A Chance to attract
THE Midland Highway reconstruction provides an opportunity to create a bicycle pathway from Launceston to Hobart (this direction due to prevailing North-westerly winds and the easier ascent of hills).
At a time when we are building and gaining acclaim for out mountain bike trails, this cycleway could cater for another group of tourists. The Midland Highway, historically unique and Australia's first macadamised road, is filled with highlights and travelling by bicycle is not too demanding.
It is important for safety reasons to separate vehicle traffic from bike riders and this can be allowed for during reconstruction with separate bicycle pathways as happens with many Queensland highways.
Not just a white line separation.
Much of the separation is already provided, particularly in the southern section, as cyclists will not be interested in bypassing towns such as Ross, Tunbridge, Oatlands, Jericho, Kempton, Dysart, Pontville and Brighton but rather keep to the old highway and so enjoy the many historic features and food and drink opportunities.

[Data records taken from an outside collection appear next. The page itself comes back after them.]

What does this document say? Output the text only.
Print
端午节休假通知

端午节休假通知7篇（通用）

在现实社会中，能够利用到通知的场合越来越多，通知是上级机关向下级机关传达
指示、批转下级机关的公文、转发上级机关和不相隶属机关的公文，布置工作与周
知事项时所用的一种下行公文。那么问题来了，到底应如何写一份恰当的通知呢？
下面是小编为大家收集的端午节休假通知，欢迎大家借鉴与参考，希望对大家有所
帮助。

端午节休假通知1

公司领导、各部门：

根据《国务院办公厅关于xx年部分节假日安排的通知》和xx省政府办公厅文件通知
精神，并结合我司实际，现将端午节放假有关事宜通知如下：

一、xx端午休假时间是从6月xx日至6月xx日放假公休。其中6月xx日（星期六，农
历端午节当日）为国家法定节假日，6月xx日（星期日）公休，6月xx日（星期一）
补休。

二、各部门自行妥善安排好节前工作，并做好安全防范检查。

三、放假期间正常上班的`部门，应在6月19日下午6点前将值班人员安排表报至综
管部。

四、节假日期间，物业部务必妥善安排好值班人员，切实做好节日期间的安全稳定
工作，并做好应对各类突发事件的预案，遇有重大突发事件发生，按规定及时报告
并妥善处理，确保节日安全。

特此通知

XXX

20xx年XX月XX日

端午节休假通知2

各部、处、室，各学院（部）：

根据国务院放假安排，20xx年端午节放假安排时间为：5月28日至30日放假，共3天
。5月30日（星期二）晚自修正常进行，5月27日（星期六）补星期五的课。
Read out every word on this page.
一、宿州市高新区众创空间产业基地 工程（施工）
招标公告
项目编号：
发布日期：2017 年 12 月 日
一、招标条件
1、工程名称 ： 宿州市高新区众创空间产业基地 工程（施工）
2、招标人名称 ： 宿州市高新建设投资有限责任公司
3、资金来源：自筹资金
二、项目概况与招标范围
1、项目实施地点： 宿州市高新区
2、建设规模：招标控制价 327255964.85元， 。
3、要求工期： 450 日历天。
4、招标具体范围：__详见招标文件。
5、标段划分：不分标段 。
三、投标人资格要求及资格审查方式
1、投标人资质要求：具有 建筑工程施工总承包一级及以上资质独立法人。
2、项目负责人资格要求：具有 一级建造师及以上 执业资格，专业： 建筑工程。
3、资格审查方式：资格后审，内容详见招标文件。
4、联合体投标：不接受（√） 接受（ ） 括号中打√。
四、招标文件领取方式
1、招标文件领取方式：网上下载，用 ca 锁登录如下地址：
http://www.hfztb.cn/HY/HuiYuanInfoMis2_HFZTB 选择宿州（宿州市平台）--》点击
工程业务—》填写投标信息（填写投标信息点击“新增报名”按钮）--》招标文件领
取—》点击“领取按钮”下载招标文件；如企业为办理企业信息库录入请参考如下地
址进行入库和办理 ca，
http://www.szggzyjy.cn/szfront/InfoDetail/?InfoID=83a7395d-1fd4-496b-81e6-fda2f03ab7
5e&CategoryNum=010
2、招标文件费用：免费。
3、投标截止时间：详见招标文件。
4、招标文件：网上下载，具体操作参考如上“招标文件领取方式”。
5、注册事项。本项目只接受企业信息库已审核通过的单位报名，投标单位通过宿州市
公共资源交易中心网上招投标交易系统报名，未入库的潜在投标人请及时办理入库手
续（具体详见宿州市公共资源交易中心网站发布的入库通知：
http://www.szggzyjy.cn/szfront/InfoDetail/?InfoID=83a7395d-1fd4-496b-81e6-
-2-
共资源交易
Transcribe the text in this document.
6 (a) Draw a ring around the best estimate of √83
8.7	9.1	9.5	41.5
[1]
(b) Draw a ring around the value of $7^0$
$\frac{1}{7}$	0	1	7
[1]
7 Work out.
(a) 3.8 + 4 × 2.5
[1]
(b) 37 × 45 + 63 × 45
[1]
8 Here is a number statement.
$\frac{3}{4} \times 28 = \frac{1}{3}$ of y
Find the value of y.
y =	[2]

And then there are other points where highway reconstruction has occurred leaving sections of the old route now available for cyclists - Woodbury to Antill Ponds, the old highway south of Oatlands, the long Jericho deviation, both sides of Spring Hill, Youngtown to Breadalbane and Granton to Austin's Ferry and Claremont sections, leading to the former railway track into the heart of Hobart. Cyclists will be attracted to these routes as gradients on the old sections are usually gentler, where former highway routes have been privatised some negotiation with farmers will be necessary, but it is interesting to note that electricity poles still follow these old routes.
To encourage cyclists, camping grounds would be important and I suggest the South Esk River's edge in Perth, Elizabeth River in Campbell Town, Macquarie River in Ross, the shores of Lake Dulverton in Oatlands and a camping ground in Kempton, all located near food outlets and serviced already with nearby toilets. It will be important that bicycle paths are sign-posted, especially on the outskirts of by-passed towns.
A booklet describing the journey and its historical highlights with food outlets and overnight possibilities listed would be essential and could include redeemable coupons for stays and foodstuffs, all managed by some entrepreneur with a moderate cost involved.
It will be another way in which we attract and cater to the ever-increasing numbers of visitors to our island.
Dick James, Launceston.
Will Hodgman Exit
TASMANIANS will miss Will Hodgman's wise and effective leadership. His government has catapulted the state to a pre-eminent place in the nation and he has stamped himself as an exceptional political figure.
Tony Rundle, former Liberal premier.
Small Businesses Angry
VERY sad reading in (The Examiner, January 10) about the terrible vandalism and lack of respect of Launceston's showpiece, our much-loved giant Christmas tree.
When these muppets are caught, and they will be, the full force of the law must deal out severe punishment as a lesson that we as citizens of this beautiful river city have zero tolerance and condemn this unruly behaviour. When our country is burning, it beggars belief that these culprits show no sympathy in going out to help others, but insist on destroying the pleasure.
As a small city business owner going into our 15th year in these very challenging times, I rely heavily on Cityprom in decorating and addressing exciting installations to attract holiday-makers and locals.
This stupidity of vandalizing anything topical drives away retail business thus we all suffer. As a spokesperson for many businesses, let's hope the punishment will fit the crime.
Bruce Webb, Launceston.
Centrelink and Bushfires
THE first lot of people in bushfire areas claiming assistance from Centrelink have had their pleas for monetary assistance rejected. Who didn't see this coming?
Centrelink was using outdated maps and data to assess who was in or out of an area. Thankfully intervention and commonsense from the federal minister has seen these claims now accepted.
Max Wells, Sorell.
The Information Age
THE major downside of the "information age" is the fact that misinformation often gets a similar platform to real information and people can easily be manipulated into believing untruths. This might seem like harmless fun to the trolls spreading misinformation, but it can have serious consequences. For example, families having to decide whether to accept advice to evacuate their house in the face of bushfires, will base their decision on known facts.
If some well-credentialed person (politician, doctor) publicly states that concern about climate change is purely alarmism and so nothing has changed in our landscape, then that family may well consider that they need not heed the warning of scientists and bushfire experts (alarmists) and so make a very bad decision that may put their family in serious harm, as well as those brave firefighters who may have to risk all to save them. Similar trolls continue to refute the need to vaccinate our children against serious, but preventable, disease with silly claims that vaccination causes autism. The disastrous consequences of heeding that misinformation came to light in Samoa where 2 per cent of the population was infected by measles resulting in over 80 deaths. It seems we can't stop the trolls so I encourage everyone to carefully consider any information that may put themselves and family in harm, and to remember that we have a modern society now due to advanced knowledge in science, including in physics and medicine.